As a vehicle for self-evaluation and/or self-annihilation, Żuławski couldn’t have chosen a more apt literary source than Witold Gombrowicz’s Cosmos. The rampant paranoia and pervasive mania in Gombrowicz’s novel suits the expressionistic visual style and fierce nihilism of Żuławski. The resulting film adaptation of the text is a delirious cavalcade of slapstick, erotica, and high energy fits of lust or rage executed with a sublime sensitivity.

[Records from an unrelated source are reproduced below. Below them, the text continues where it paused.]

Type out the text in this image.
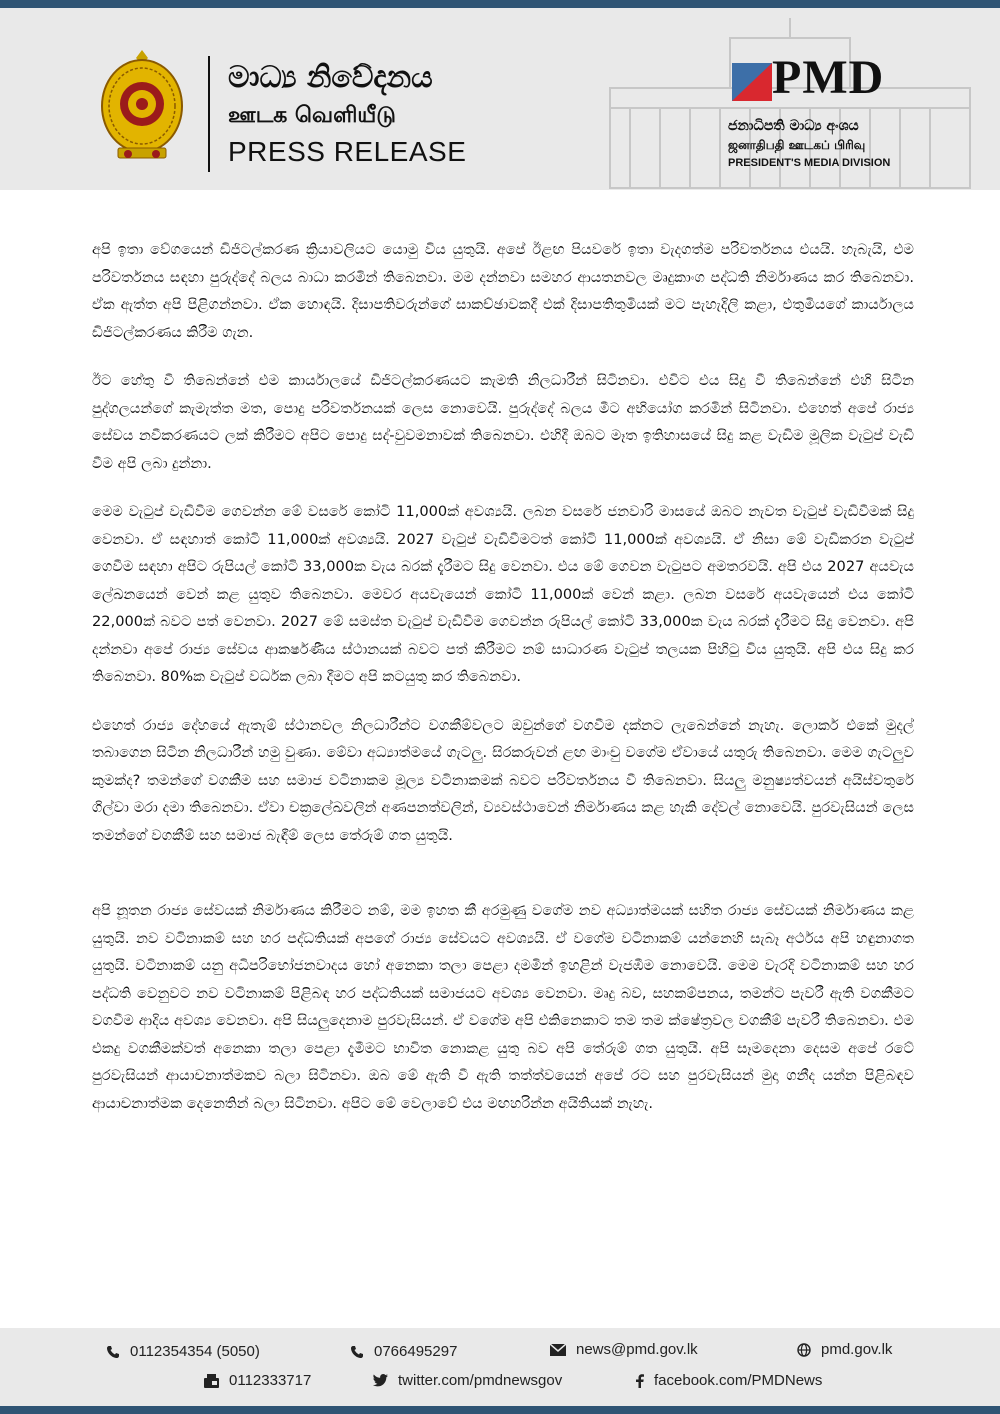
මාධ්‍ය නිවේදනය
ஊடக வெளியீடு
PRESS RELEASE
PMD
ජනාධිපති මාධ්‍ය අංශය
ஜனாதிபதி ஊடகப் பிரிவு
PRESIDENT'S MEDIA DIVISION

අපි ඉතා වේගයෙන් ඩිජිටල්කරණ ක්‍රියාවලියට යොමු විය යුතුයි. අපේ ඊළඟ පියවරේ ඉතා වැදගත්ම පරිවර්තනය එයයි. හැබැයි, එම පරිවර්තනය සඳහා පුරුද්දේ බලය බාධා කරමින් තිබෙනවා. මම දන්නවා සමහර ආයතනවල මෘදුකාංග පද්ධති නිර්මාණය කර තිබෙනවා. ඒක ඇත්ත අපි පිළිගන්නවා. ඒක හොඳයි. දිසාපතිවරුන්ගේ සාකච්ඡාවකදී එක් දිසාපතිතුමියක් මට පැහැදිලි කළා, එතුමියගේ කාර්යාලය ඩිජිටල්කරණය කිරීම ගැන.

ඊට හේතු වී තිබෙන්නේ එම කාර්යාලයේ ඩිජිටල්කරණයට කැමති නිලධාරීන් සිටිනවා. එවිට එය සිදු වී තිබෙන්නේ එහි සිටින පුද්ගලයන්ගේ කැමැත්ත මත, පොදු පරිවර්තනයක් ලෙස නොවෙයි. පුරුද්දේ බලය මීට අභියෝග කරමින් සිටිනවා. එහෙත් අපේ රාජ්‍ය සේවය නවීකරණයට ලක් කිරීමට අපිට පොදු සද්-වුවමනාවක් තිබෙනවා. එහිදී ඔබට මෑත ඉතිහාසයේ සිදු කළ වැඩිම මූලික වැටුප් වැඩි වීම අපි ලබා දුන්නා.

මෙම වැටුප් වැඩිවීම ගෙවන්න මේ වසරේ කෝටි 11,000ක් අවශ්‍යයි. ලබන වසරේ ජනවාරි මාසයේ ඔබට නැවත වැටුප් වැඩිවීමක් සිදු වෙනවා. ඒ සඳහාත් කෝටි 11,000ක් අවශ්‍යයි. 2027 වැටුප් වැඩිවීමටත් කෝටි 11,000ක් අවශ්‍යයි. ඒ නිසා මේ වැඩිකරන වැටුප් ගෙවීම සඳහා අපිට රුපියල් කෝටි 33,000ක වැය බරක් දැරීමට සිදු වෙනවා. එය මේ ගෙවන වැටුපට අමතරවයි. අපි එය 2027 අයවැය ලේඛනයෙන් වෙන් කළ යුතුව තිබෙනවා. මෙවර අයවැයෙන් කෝටි 11,000ක් වෙන් කළා. ලබන වසරේ අයවැයෙන් එය කෝටි 22,000ක් බවට පත් වෙනවා. 2027 මේ සමස්ත වැටුප් වැඩිවීම ගෙවන්න රුපියල් කෝටි 33,000ක වැය බරක් දැරීමට සිදු වෙනවා. අපි දන්නවා අපේ රාජ්‍ය සේවය ආකර්ෂණීය ස්ථානයක් බවට පත් කිරීමට නම් සාධාරණ වැටුප් තලයක පිහිටු විය යුතුයි. අපි එය සිදු කර තිබෙනවා. 80%ක වැටුප් වර්ධක ලබා දීමට අපි කටයුතු කර තිබෙනවා.

එහෙත් රාජ්‍ය දේහයේ ඇතැම් ස්ථානවල නිලධාරීන්ට වගකීම්වලට ඔවුන්ගේ වගවීම දක්නට ලැබෙන්නේ නැහැ. ලොකර් එකේ මුදල් තබාගෙන සිටින නිලධාරීන් හමු වුණා. මේවා අධ්‍යාත්මයේ ගැටලු. සිරකරුවන් ළඟ මාංචු වගේම ඒවායේ යතුරු තිබෙනවා. මෙම ගැටලුව කුමක්ද? තමන්ගේ වගකීම සහ සමාජ වටිනාකම මූල්‍ය වටිනාකමක් බවට පරිවර්තනය වී තිබෙනවා. සියලු මනුෂ්‍යත්වයන් අයිස්වතුරේ ගිල්වා මරා දමා තිබෙනවා. ඒවා චක්‍රලේඛවලින් අණපනත්වලින්, ව්‍යවස්ථාවෙන් නිර්මාණය කළ හැකි දේවල් නොවෙයි. පුරවැසියන් ලෙස තමන්ගේ වගකීම් සහ සමාජ බැඳීම් ලෙස තේරුම් ගත යුතුයි.

අපි නූතන රාජ්‍ය සේවයක් නිර්මාණය කිරීමට නම්, මම ඉහත කී අරමුණු වගේම නව අධ්‍යාත්මයක් සහිත රාජ්‍ය සේවයක් නිර්මාණය කළ යුතුයි. නව වටිනාකම් සහ හර පද්ධතියක් අපගේ රාජ්‍ය සේවයට අවශ්‍යයි. ඒ වගේම වටිනාකම් යන්නෙහි සැබෑ අර්ථය අපි හඳුනාගත යුතුයි. වටිනාකම් යනු අධිපරිභෝජනවාදය හෝ අනෙකා තලා පෙළා දමමින් ඉහළින් වැජඹීම නොවෙයි. මෙම වැරදි වටිනාකම් සහ හර පද්ධති වෙනුවට නව වටිනාකම් පිළිබඳ හර පද්ධතියක් සමාජයට අවශ්‍ය වෙනවා. මෘදු බව, සහකම්පනය, තමන්ට පැවරී ඇති වගකීමට වගවීම ආදිය අවශ්‍ය වෙනවා. අපි සියලුදෙනාම පුරවැසියන්. ඒ වගේම අපි එකිනෙකාට තම තම ක්ෂේත්‍රවල වගකීම් පැවරී තිබෙනවා. එම එකදු වගකීමක්වත් අනෙකා තලා පෙළා දැමීමට භාවිත නොකළ යුතු බව අපි තේරුම් ගත යුතුයි. අපි සෑමදෙනා දෙසම අපේ රටේ පුරවැසියන් ආයාචනාත්මකව බලා සිටිනවා. ඔබ මේ ඇති වී ඇති තත්ත්වයෙන් අපේ රට සහ පුරවැසියන් මුදා ගනීද යන්න පිළිබඳව ආයාචනාත්මක දෙනෙතින් බලා සිටිනවා. අපිට මේ වෙලාවේ එය මඟහරින්න අයිතියක් නැහැ.

0112354354 (5050)	0766495297	news@pmd.gov.lk	pmd.gov.lk
0112333717	twitter.com/pmdnewsgov	facebook.com/PMDNews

In making Cosmos, Żuławski re-teams with composer Andrzej Korzyński to create the same terrifying synthesis of music and image that propelled Szamanka (1995) and Possession (1981) into the darkest and most debauched depths of the human spirit.

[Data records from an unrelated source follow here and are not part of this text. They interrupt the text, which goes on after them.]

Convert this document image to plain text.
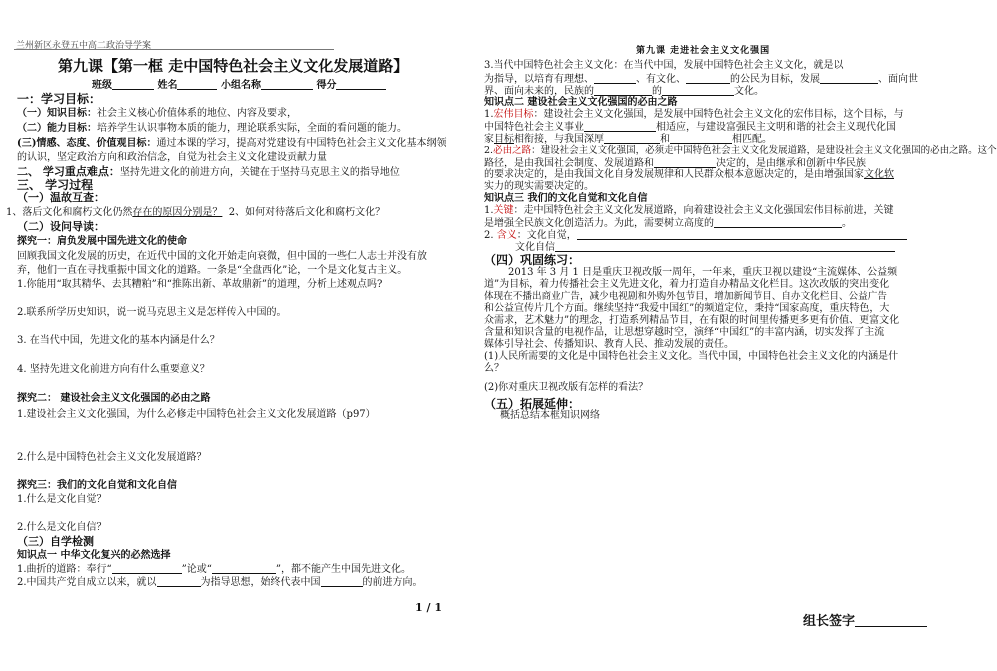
兰州新区永登五中高二政治导学案	第九课 走进社会主义文化强国
第九课【第一框 走中国特色社会主义文化发展道路】
班级	姓名	小组名称	得分
一：学习目标：
（一）知识目标：社会主义核心价值体系的地位、内容及要求，
（二）能力目标：培养学生认识事物本质的能力，理论联系实际，全面的看问题的能力。
(三)情感、态度、价值观目标：通过本课的学习，提高对党建设有中国特色社会主义文化基本纲领
的认识，坚定政治方向和政治信念，自觉为社会主义文化建设贡献力量
二、 学习重点难点：坚持先进文化的前进方向，关键在于坚持马克思主义的指导地位
三、 学习过程
（一）温故互查：
1、落后文化和腐朽文化仍然存在的原因分别是？ 2、如何对待落后文化和腐朽文化？
（二）设问导读：
探究一：肩负发展中国先进文化的使命
回顾我国文化发展的历史，在近代中国的文化开始走向衰微，但中国的一些仁人志士并没有放
弃，他们一直在寻找重振中国文化的道路。一条是“全盘西化”论，一个是文化复古主义。
1.你能用“取其精华、去其糟粕”和“推陈出新、革故鼎新”的道理，分析上述观点吗?
2.联系所学历史知识，说一说马克思主义是怎样传入中国的。
3. 在当代中国，先进文化的基本内涵是什么？
4. 坚持先进文化前进方向有什么重要意义？
探究二： 建设社会主义文化强国的必由之路
1.建设社会主义文化强国，为什么必修走中国特色社会主义文化发展道路（p97）
2.什么是中国特色社会主义文化发展道路？
探究三：我们的文化自觉和文化自信
1.什么是文化自觉？
2.什么是文化自信？
（三）自学检测
知识点一 中华文化复兴的必然选择
1.曲折的道路：奉行“	”论或“	”，都不能产生中国先进文化。
2.中国共产党自成立以来，就以	为指导思想，始终代表中国	的前进方向。
3.当代中国特色社会主义文化：在当代中国，发展中国特色社会主义文化，就是以
为指导，以培育有理想、	、有文化、	的公民为目标，发展	、面向世
界、面向未来的，民族的	的	文化。
知识点二 建设社会主义文化强国的必由之路
1.宏伟目标：建设社会主义文化强国，是发展中国特色社会主义文化的宏伟目标，这个目标，与
中国特色社会主义事业	相适应，与建设富强民主文明和谐的社会主义现代化国
家目标相衔接，与我国深厚	和	相匹配。
2.必由之路：建设社会主义文化强国，必须走中国特色社会主义文化发展道路，是建设社会主义文化强国的必由之路。这个
路径，是由我国社会制度、发展道路和	决定的，是由继承和创新中华民族
的要求决定的，是由我国文化自身发展规律和人民群众根本意愿决定的，是由增强国家文化软
实力的现实需要决定的。
知识点三 我们的文化自觉和文化自信
1.关键：走中国特色社会主义文化发展道路，向着建设社会主义文化强国宏伟目标前进，关键
是增强全民族文化创造活力。为此，需要树立高度的	。
2. 含义：文化自觉，
文化自信
（四）巩固练习：
2013 年 3 月 1 日是重庆卫视改版一周年，一年来，重庆卫视以建设“主流媒体、公益频
道”为目标，着力传播社会主义先进文化，着力打造自办精品文化栏目。这次改版的突出变化
体现在不播出商业广告，减少电视剧和外购外包节目，增加新闻节目、自办文化栏目、公益广告
和公益宣传片几个方面。继续坚持“我爱中国红”的频道定位，秉持“国家高度，重庆特色，大
众需求，艺术魅力”的理念，打造系列精品节目，在有限的时间里传播更多更有价值、更富文化
含量和知识含量的电视作品，让思想穿越时空，演绎“中国红”的丰富内涵，切实发挥了主流
媒体引导社会、传播知识、教育人民、推动发展的责任。
(1)人民所需要的文化是中国特色社会主义文化。当代中国，中国特色社会主义文化的内涵是什
么？
(2)你对重庆卫视改版有怎样的看法？
（五）拓展延伸：
概括总结本框知识网络
1 / 1
组长签字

Cosmos opens with the arrival of Witold (Jonathan Genet) and Fuchs (Johan Libéreau) at the home of Madame Woytis (Sabine Azéma) and her second husband Leon (Jean-François Balmer). Witold and Fuchs have come to the French countryside to get away from Paris in order to find peace so Witold may complete his novel. However, a series of disturbing signs and incidents send Witold spiraling into a paranoid frenzy that is only further agitated by his growing lust for the married daughter of his hosts named Lena (Victória Guerra).

Żuławski shoots the Woytis household with the same claustrophobic style as he did L’important c’est d’aimer. But Żuławski adds to this his sensitivity for the French landscapes and gardens that marked the dramatic reprieves in his films L’Amour braque (1985) and La femme publique (1984). Żuławski’s outsider perspective lends these spaces, interior and exterior, an inherent sense of wonder that imbues these tension rich images with an underlying possibility that something fantastic is about to happen. As is his fashion, Żuławski traverses all of these spaces in criss-crossing dolly shots that capture the beauty of a locale as effectively as the technique disorients the viewer.

The circumstances of the production of Cosmos informs any reading of the dramatic material. Witold’s psychic deterioration reads as Żuławski’s coming to terms with his own mortality. All of the hangings in Cosmos and Żuławski’s obligatory equation of sex with death only serves to reinforce this interpretation of the visual text. Cosmos, made after fifteen years of working only on his novels, is Żuławski’s swan song.